Chapter 534 Obstruction of the Urinary Tract
Table 534-1 TYPES AND CAUSES OF URINARY TRACT OBSTRUCTION
LOCATION | CAUSE |
---|---|
Infundibula | |
Renal pelvis | |
Ureteropelvic junction | |
Ureter | |
Bladder outlet and urethra |
Diagnosis
Imaging Studies
Renal Ultrasonography
The presence of a dilated urinary tract is the most common characteristic of obstruction. Hydronephrosis is a common ultrasonographic finding (Fig. 534-1). Dilation is not diagnostic of obstruction and can persist after surgical correction of an obstructive lesion. Dilation can result from vesicoureteral reflux, or it may be a manifestation of abnormal development of the urinary tract, even when there is no obstruction. Renal length, degree of caliectasis and parenchymal thickness, and presence or absence of ureteral dilation should be assessed. Ideally, the severity of hydronephrosis should be graded from 1 to 4 using the Society for Fetal Urology grading scale (Table 534-2). The clinician should ascertain that the contralateral kidney is normal, and the bladder should be imaged to see whether the bladder wall is thickened, the lower ureter is dilated, and bladder emptying is complete. In acute or intermittent obstruction, the dilation of the collecting system may be minimal and ultrasonography may be misleading.

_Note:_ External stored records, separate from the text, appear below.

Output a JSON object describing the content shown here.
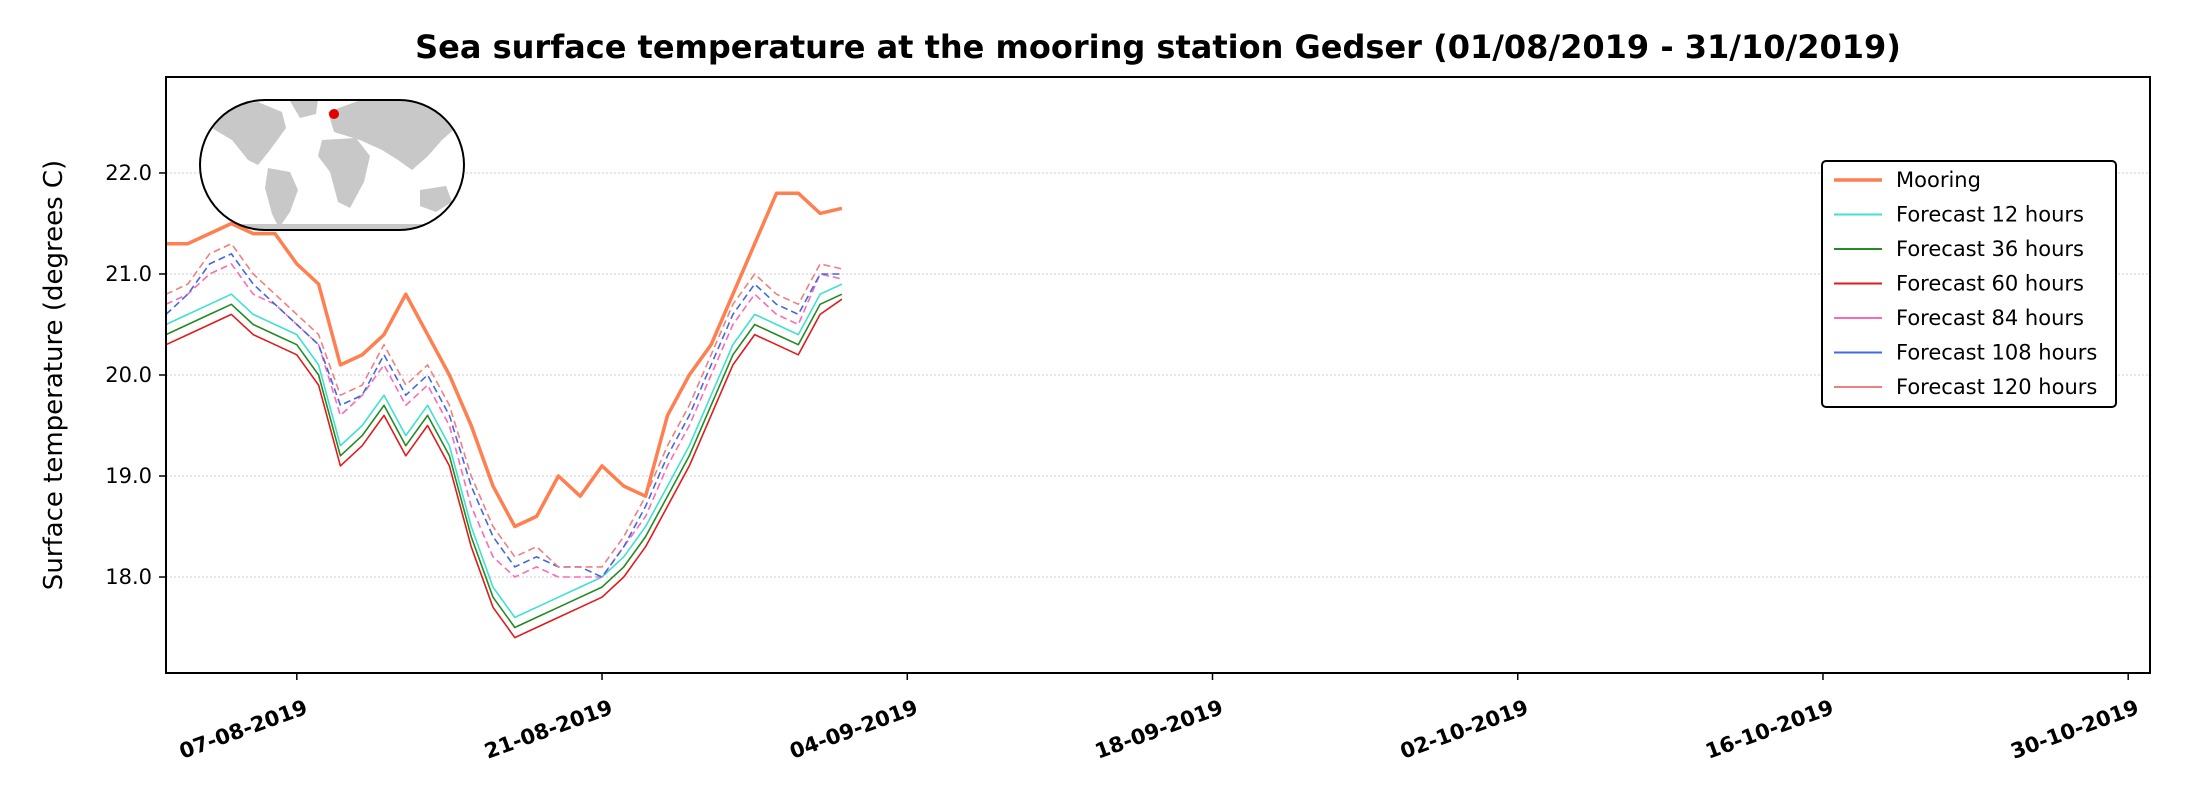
{
  "chart_data": {
    "type": "line",
    "title": "Sea surface temperature at the mooring station Gedser (01/08/2019 - 31/10/2019)",
    "ylabel": "Surface temperature (degrees C)",
    "xlabel": "",
    "x_range": [
      "2019-08-01",
      "2019-10-31"
    ],
    "ylim": [
      17.05,
      22.95
    ],
    "yticks": [
      18.0,
      19.0,
      20.0,
      21.0,
      22.0
    ],
    "ytick_labels": [
      "18.0",
      "19.0",
      "20.0",
      "21.0",
      "22.0"
    ],
    "xticks": [
      "2019-08-07",
      "2019-08-21",
      "2019-09-04",
      "2019-09-18",
      "2019-10-02",
      "2019-10-16",
      "2019-10-30"
    ],
    "xtick_labels": [
      "07-08-2019",
      "21-08-2019",
      "04-09-2019",
      "18-09-2019",
      "02-10-2019",
      "16-10-2019",
      "30-10-2019"
    ],
    "grid": "horizontal dotted",
    "legend_position": "upper right",
    "inset": "world map with station marker",
    "x": [
      "2019-08-01",
      "2019-08-02",
      "2019-08-03",
      "2019-08-04",
      "2019-08-05",
      "2019-08-06",
      "2019-08-07",
      "2019-08-08",
      "2019-08-09",
      "2019-08-10",
      "2019-08-11",
      "2019-08-12",
      "2019-08-13",
      "2019-08-14",
      "2019-08-15",
      "2019-08-16",
      "2019-08-17",
      "2019-08-18",
      "2019-08-19",
      "2019-08-20",
      "2019-08-21",
      "2019-08-22",
      "2019-08-23",
      "2019-08-24",
      "2019-08-25",
      "2019-08-26",
      "2019-08-27",
      "2019-08-28",
      "2019-08-29",
      "2019-08-30",
      "2019-08-31",
      "2019-09-01"
    ],
    "series": [
      {
        "name": "Mooring",
        "color": "#ff7f50",
        "width": 3.5,
        "dash": "",
        "values": [
          21.3,
          21.3,
          21.4,
          21.5,
          21.4,
          21.4,
          21.1,
          20.9,
          20.1,
          20.2,
          20.4,
          20.8,
          20.4,
          20.0,
          19.5,
          18.9,
          18.5,
          18.6,
          19.0,
          18.8,
          19.1,
          18.9,
          18.8,
          19.6,
          20.0,
          20.3,
          20.8,
          21.3,
          21.8,
          21.8,
          21.6,
          21.65
        ]
      },
      {
        "name": "Forecast 12 hours",
        "color": "#40e0d0",
        "width": 1.6,
        "dash": "",
        "values": [
          20.5,
          20.6,
          20.7,
          20.8,
          20.6,
          20.5,
          20.4,
          20.1,
          19.3,
          19.5,
          19.8,
          19.4,
          19.7,
          19.3,
          18.5,
          17.9,
          17.6,
          17.7,
          17.8,
          17.9,
          18.0,
          18.2,
          18.5,
          18.9,
          19.3,
          19.8,
          20.3,
          20.6,
          20.5,
          20.4,
          20.8,
          20.9
        ]
      },
      {
        "name": "Forecast 36 hours",
        "color": "#228b22",
        "width": 1.6,
        "dash": "",
        "values": [
          20.4,
          20.5,
          20.6,
          20.7,
          20.5,
          20.4,
          20.3,
          20.0,
          19.2,
          19.4,
          19.7,
          19.3,
          19.6,
          19.2,
          18.4,
          17.8,
          17.5,
          17.6,
          17.7,
          17.8,
          17.9,
          18.1,
          18.4,
          18.8,
          19.2,
          19.7,
          20.2,
          20.5,
          20.4,
          20.3,
          20.7,
          20.8
        ]
      },
      {
        "name": "Forecast 60 hours",
        "color": "#e31a1c",
        "width": 1.6,
        "dash": "",
        "values": [
          20.3,
          20.4,
          20.5,
          20.6,
          20.4,
          20.3,
          20.2,
          19.9,
          19.1,
          19.3,
          19.6,
          19.2,
          19.5,
          19.1,
          18.3,
          17.7,
          17.4,
          17.5,
          17.6,
          17.7,
          17.8,
          18.0,
          18.3,
          18.7,
          19.1,
          19.6,
          20.1,
          20.4,
          20.3,
          20.2,
          20.6,
          20.75
        ]
      },
      {
        "name": "Forecast 84 hours",
        "color": "#ff69b4",
        "width": 1.6,
        "dash": "7,4",
        "values": [
          20.7,
          20.8,
          21.0,
          21.1,
          20.8,
          20.7,
          20.5,
          20.3,
          19.6,
          19.8,
          20.1,
          19.7,
          19.9,
          19.5,
          18.7,
          18.2,
          18.0,
          18.1,
          18.0,
          18.0,
          18.0,
          18.3,
          18.6,
          19.1,
          19.5,
          20.0,
          20.5,
          20.8,
          20.6,
          20.5,
          21.0,
          20.95
        ]
      },
      {
        "name": "Forecast 108 hours",
        "color": "#4169e1",
        "width": 1.6,
        "dash": "7,4",
        "values": [
          20.6,
          20.8,
          21.1,
          21.2,
          20.9,
          20.7,
          20.5,
          20.3,
          19.7,
          19.8,
          20.2,
          19.8,
          20.0,
          19.6,
          18.9,
          18.4,
          18.1,
          18.2,
          18.1,
          18.1,
          18.0,
          18.3,
          18.7,
          19.2,
          19.6,
          20.1,
          20.6,
          20.9,
          20.7,
          20.6,
          21.0,
          21.0
        ]
      },
      {
        "name": "Forecast 120 hours",
        "color": "#f08080",
        "width": 1.6,
        "dash": "7,4",
        "values": [
          20.8,
          20.9,
          21.2,
          21.3,
          21.0,
          20.8,
          20.6,
          20.4,
          19.8,
          19.9,
          20.3,
          19.9,
          20.1,
          19.7,
          19.0,
          18.5,
          18.2,
          18.3,
          18.1,
          18.1,
          18.1,
          18.4,
          18.8,
          19.3,
          19.7,
          20.2,
          20.7,
          21.0,
          20.8,
          20.7,
          21.1,
          21.05
        ]
      }
    ]
  },
  "colors": {
    "station_marker": "#e00000",
    "land": "#c8c8c8",
    "frame": "#000000",
    "grid": "#cccccc"
  }
}
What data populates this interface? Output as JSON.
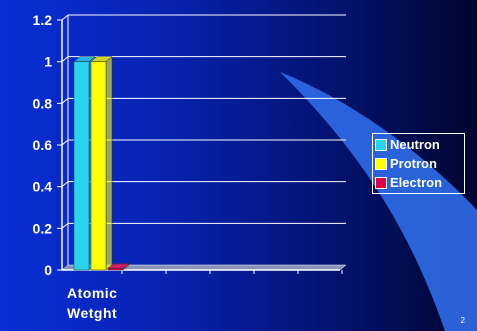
{
  "chart_data": {
    "type": "bar",
    "categories": [
      "Atomic Wetght"
    ],
    "series": [
      {
        "name": "Neutron",
        "values": [
          1
        ],
        "color": "#29d4f2"
      },
      {
        "name": "Protron",
        "values": [
          1
        ],
        "color": "#ffff00"
      },
      {
        "name": "Electron",
        "values": [
          0
        ],
        "color": "#e0004a"
      }
    ],
    "title": "",
    "xlabel": "",
    "ylabel": "",
    "ylim": [
      0,
      1.2
    ],
    "yticks": [
      "0",
      "0.2",
      "0.4",
      "0.6",
      "0.8",
      "1",
      "1.2"
    ],
    "grid": true,
    "legend_position": "right",
    "three_d": true
  },
  "slide": {
    "page_number": "2"
  },
  "colors": {
    "background_start": "#0a2fd6",
    "background_end": "#010630",
    "gridline": "#ffffff"
  }
}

Table 534-2 SOCIETY FOR FETAL UROLOGY GRADING SYSTEM FOR HYDRONEPHROSIS
RENAL IMAGE | ||
---|---|---|
GRADE OF HYDRONEPHROSIS | Central Renal Complex | Renal Parenchymal Thickness |
0 | Intact | Normal |
1 | Slight splitting | Normal |
2 | Evident splitting, complex confined within renal border | Normal |
3 | Wide splitting pelvis dilated outside renal border, calyces uniformly dilated | Normal |
4 | Further dilatation of pelvis and calyces (calyces may appear convex) | Thin |
After Maizels M, Mitchell B, Kass E, et al: Outcome of nonspecific hydronephrosis in the infant: a report from the registry of the Society for Fetal Urology, J Urol 152:2324–2327, 1994.
Radioisotope Studies
In a MAG-3 diuretic renogram, a small dose of technetium-labeled MAG-3 is injected intravenously (Figs. 534-2 and 534-3). During the first 2-3 min, renal parenchymal uptake is analyzed and compared, allowing computation of differential renal function. Subsequently, excretion is evaluated. After 20-30 min, furosemide 1 mg/kg is injected intravenously, and the rapidity and pattern of drainage from the kidneys to the bladder are analyzed. If no obstruction is present, half of the radionuclide should be cleared from the renal pelvis within 10-15 min, termed the half-time (t1/2). If there is significant upper tract obstruction, the t1/2 usually is >20 min. A t1/2 of 15-20 min is indeterminate. The images generated usually provide an accurate assessment of the site of obstruction. Numerous variables affect the outcome of the diuretic renogram. Newborn kidneys are functionally immature, and, in the first month of life, normal kidneys might not demonstrate normal drainage after diuretic administration. Dehydration prolongs parenchymal transit and can blunt the diuretic response. Giving an insufficient dose of furosemide can result in inadequate drainage. If vesicoureteral reflux is present, continuous bladder drainage is mandatory to prevent the radionuclide from refluxing from the bladder into the dilated upper tract, which would prolong the washout phase.